Quarant’anni di moratoria globale sulla caccia alle balene: un momento cruciale per la vita marina.

La IWC non ha poteri di enforcement, il che significa che “se le parti non rispettano il divieto, non c’è molto che si possa fare”, ha affermato Erich Hoyt, co-presidente del gruppo di lavoro sulle aree protette per i mammiferi marini dell’IUCN, l’autorità globale per la conservazione della fauna selvatica. Tuttavia, nel 2014 l’Australia ha vinto un contenzioso contro il programma di caccia giapponese in Antartide presso la Corte Internazionale di Giustizia. Forse anche a causa del verdetto e della pressione internazionale, il Giappone, che si era unito alla IWC nel 1951, si è ritirato nel 2019 e ha interrotto il suo programma in Antartide. La sua flotta continua però a cacciare balene nelle acque giapponesi.

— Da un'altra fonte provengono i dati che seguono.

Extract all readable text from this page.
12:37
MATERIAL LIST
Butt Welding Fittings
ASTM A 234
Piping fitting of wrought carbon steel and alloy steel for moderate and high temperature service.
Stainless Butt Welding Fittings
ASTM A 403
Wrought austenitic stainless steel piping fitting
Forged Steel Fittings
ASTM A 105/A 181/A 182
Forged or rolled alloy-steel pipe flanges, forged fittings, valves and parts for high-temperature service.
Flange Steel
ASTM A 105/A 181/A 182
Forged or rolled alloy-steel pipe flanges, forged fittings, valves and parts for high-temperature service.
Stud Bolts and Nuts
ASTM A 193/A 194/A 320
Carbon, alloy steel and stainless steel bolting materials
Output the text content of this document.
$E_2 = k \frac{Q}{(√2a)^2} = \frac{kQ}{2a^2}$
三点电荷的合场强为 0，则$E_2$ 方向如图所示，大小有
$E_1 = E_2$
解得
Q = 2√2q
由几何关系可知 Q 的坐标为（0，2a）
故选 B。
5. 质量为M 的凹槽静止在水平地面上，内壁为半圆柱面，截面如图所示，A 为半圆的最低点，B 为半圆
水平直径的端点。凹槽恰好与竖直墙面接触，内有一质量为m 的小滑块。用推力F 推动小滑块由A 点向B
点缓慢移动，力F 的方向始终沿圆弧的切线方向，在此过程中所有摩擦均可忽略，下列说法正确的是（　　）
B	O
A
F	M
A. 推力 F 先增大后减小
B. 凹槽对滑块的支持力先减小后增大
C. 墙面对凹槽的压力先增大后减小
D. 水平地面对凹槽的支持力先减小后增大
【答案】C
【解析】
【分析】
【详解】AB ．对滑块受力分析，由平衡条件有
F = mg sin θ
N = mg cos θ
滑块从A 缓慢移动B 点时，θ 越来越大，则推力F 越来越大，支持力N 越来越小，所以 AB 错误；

Oggi, le preoccupazioni riguardanti l’eccessivo sfruttamento delle balene sono diminuite rispetto al tasso di mortalità legato alla pesca e agli urti con le navi. “Le interazioni con le attrezzature da pesca, che portano a catture accidentali e intrappolamenti, rappresentano la principale minaccia per molte specie di balene e delfini”, ha dichiarato Hoyt.